Planning for Value
“Reduce your plans to writing. The moment you complete this, you will have definitely given concrete form to the intangible desire” – Napoleon Hill
“Plans are of little importance, but planning is essential” – Winston Churchill
“No battle plan survives contact with the enemy” – Colin Powell
One of the most significant contributions of the Agile community has been the realization that creating software is an uncertain business. Unfortunately, this realization has led some of us to the conclusion that the act of creating software cannot be planned. There is a big part of me that can empathize with this point of view. What’s the point of creating a plan if we know the business objectives are going to change, requirements are going to change, and even technologies are going to change? I have worked in many traditional projects where change management was the single biggest part of my job. Why not just get going and see where we end up?
The challenge is that business planning doesn’t work that way. Product owners are asked to create their business cases months in advance of the upcoming fiscal year. Once funding is approved those guys are on the hook for the revenue. This is a big part of our reluctance to let go of the big up front planning processes. As businesses, we want some sort of assurance that we can deliver on our revenue targets. To these companies, funding a project with only the promise we’ll get the most important features first is not very reassuring. We must KNOW that those features are going to deliver the EXPECTED value. Our jobs depend on it.
When the context we operate in is uncertain, we have to plan for that uncertainty. To do this, let’s look at the following three planning alternatives:
Make sure the project will yield an acceptable return with less than 100% of the desired features.
Sure… I want a crystal ball too. Problem is we don’t have one. If we have a firm date, a firm cost, and a fixed set of features; odds are we are going to fail. If time and cost are king, we have to be flexible on features. We need to know up front that we can go to market with less and still produce acceptable value to the company.
Commit to high level features so team has room to negotiate through the life of the project.
In most corporations, there are at least a few other teams that must know ahead of time what you are going to deliver and when. Marketing comes first to mind, so does sales. For those guys to be successful, they need to know what is going to be delivered much earlier than most of us are willing to commit. Committing to high-level features gives us enough specificity to communicate about the product while allowing the team to fine tune the implementation of those features as the product progresses.
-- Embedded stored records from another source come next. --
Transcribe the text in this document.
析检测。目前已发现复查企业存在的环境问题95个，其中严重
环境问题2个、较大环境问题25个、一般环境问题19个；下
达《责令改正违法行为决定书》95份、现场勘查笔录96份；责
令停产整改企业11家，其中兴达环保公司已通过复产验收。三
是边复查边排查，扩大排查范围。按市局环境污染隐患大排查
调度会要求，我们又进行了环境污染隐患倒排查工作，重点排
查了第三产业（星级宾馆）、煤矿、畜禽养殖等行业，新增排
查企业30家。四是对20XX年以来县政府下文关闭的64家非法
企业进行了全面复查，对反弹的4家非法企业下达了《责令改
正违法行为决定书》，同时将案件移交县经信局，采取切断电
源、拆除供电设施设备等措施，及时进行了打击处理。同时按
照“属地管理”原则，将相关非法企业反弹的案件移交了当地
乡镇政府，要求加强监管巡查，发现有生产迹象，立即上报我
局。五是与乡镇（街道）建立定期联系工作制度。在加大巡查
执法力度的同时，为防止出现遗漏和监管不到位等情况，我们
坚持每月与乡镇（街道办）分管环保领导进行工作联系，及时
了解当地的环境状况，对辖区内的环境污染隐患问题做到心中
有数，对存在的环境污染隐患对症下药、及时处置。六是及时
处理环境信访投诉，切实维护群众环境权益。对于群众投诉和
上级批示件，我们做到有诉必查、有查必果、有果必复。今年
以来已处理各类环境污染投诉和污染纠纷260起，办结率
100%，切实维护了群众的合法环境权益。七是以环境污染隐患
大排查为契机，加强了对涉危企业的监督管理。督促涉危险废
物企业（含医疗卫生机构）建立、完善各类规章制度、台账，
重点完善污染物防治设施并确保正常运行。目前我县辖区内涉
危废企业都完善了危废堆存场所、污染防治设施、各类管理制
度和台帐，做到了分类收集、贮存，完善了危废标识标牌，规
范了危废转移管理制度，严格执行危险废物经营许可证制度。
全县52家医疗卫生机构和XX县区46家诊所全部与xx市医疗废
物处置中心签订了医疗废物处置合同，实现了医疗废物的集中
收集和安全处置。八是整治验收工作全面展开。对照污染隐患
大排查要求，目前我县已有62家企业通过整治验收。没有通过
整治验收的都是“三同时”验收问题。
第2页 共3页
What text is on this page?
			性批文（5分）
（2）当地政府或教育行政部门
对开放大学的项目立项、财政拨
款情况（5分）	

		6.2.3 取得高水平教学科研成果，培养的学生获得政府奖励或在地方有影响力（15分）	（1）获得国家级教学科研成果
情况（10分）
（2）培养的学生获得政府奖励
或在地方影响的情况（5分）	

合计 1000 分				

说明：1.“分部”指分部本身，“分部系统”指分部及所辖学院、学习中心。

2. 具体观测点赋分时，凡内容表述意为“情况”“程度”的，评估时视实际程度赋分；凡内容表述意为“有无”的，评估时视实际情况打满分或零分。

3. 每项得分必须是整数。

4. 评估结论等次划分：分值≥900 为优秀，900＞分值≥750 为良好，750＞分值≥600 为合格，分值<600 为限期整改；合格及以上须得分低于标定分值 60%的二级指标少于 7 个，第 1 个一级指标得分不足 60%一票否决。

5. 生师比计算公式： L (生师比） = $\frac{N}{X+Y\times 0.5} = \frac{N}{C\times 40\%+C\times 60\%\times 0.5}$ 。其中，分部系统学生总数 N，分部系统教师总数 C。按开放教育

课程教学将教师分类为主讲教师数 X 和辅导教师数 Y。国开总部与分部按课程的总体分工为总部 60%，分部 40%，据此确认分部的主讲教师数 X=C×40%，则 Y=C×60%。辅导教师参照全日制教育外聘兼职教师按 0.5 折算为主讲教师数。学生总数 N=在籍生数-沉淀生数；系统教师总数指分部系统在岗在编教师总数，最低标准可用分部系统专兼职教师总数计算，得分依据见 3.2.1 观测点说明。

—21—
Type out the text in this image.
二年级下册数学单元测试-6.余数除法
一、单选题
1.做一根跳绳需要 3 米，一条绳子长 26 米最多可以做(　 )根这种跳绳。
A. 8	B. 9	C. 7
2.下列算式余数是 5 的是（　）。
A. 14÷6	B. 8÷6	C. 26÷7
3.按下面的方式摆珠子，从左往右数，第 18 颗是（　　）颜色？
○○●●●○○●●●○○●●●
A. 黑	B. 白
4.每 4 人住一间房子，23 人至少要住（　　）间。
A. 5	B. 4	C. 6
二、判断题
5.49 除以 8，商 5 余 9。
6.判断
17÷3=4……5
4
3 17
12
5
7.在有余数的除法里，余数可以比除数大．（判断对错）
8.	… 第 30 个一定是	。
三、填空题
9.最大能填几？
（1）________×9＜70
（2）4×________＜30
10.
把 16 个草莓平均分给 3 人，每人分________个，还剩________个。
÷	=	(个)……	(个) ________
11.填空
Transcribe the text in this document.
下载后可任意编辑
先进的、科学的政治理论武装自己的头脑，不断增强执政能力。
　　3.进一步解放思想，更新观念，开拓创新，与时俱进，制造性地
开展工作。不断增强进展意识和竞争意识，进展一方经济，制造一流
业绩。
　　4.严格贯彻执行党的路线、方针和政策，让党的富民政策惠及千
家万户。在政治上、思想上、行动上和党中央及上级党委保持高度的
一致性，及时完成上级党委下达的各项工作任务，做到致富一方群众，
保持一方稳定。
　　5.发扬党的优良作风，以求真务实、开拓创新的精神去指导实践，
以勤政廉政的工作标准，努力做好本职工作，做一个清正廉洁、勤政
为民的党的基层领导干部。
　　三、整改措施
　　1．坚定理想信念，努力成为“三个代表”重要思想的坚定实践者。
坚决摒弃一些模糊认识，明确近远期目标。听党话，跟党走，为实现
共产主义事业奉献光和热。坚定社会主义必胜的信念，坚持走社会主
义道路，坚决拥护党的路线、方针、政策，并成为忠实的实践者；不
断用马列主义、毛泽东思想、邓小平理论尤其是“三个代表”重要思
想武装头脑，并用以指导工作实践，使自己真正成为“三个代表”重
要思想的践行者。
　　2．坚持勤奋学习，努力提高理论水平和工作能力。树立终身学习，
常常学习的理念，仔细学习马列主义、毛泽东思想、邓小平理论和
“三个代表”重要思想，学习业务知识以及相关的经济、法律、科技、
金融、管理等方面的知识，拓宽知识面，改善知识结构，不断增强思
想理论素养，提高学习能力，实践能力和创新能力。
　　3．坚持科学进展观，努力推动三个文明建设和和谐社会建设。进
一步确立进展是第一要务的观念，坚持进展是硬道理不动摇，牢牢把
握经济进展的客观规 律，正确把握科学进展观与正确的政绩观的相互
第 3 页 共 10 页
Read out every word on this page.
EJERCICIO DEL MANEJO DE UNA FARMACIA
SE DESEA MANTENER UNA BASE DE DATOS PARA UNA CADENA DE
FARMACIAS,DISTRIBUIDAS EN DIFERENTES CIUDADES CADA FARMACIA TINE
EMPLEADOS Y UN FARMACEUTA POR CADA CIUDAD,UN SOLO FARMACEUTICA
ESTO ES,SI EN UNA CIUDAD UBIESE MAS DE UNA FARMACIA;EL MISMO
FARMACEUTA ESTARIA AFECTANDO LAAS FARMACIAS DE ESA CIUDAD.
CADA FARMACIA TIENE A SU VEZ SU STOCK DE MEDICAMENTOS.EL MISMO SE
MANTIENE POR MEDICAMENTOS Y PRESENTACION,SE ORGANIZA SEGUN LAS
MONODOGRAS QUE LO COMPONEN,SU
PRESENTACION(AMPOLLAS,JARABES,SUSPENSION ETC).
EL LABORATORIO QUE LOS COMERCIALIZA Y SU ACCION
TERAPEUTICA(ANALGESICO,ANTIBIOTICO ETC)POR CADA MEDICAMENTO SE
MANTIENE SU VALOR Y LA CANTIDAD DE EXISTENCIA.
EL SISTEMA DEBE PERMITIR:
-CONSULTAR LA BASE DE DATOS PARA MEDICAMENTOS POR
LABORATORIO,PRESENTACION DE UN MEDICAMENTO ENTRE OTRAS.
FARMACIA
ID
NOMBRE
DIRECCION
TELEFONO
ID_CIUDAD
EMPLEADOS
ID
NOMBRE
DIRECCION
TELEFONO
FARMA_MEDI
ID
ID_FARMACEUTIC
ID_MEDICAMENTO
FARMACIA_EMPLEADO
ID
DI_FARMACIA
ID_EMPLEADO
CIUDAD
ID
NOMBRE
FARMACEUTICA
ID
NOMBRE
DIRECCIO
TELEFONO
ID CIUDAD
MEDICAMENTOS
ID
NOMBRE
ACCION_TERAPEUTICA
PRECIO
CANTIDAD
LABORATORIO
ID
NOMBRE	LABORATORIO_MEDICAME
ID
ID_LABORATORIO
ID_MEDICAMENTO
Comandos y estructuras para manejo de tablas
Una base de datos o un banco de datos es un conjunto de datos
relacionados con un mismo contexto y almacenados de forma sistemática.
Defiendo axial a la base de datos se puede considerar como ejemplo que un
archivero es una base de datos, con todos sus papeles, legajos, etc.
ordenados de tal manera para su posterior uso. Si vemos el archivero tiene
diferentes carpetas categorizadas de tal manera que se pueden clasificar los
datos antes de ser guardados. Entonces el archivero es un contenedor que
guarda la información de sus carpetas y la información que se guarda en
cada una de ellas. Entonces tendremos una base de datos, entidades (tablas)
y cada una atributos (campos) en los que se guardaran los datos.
Manage the project’s value stream rather than changes to features or tasks.
We know that project requirements are going to change along the way. They should. As we build the product we are going to learn more about what we need and how best to build it. Those changes still need to be managed. The company decided to invest so many dollars to yield a particular return. Do we know how any given change will impact the value of the product? Let’s start looking at how our changes impact the metrics we really care about… value.
Let’s not be afraid to plan in the name of agility. Let’s just be smart about what we are planning and leave ourselves room within the plan to be successful. At the end of the day, it is the value that we deliver to the organization that matters, not how well we followed the plan.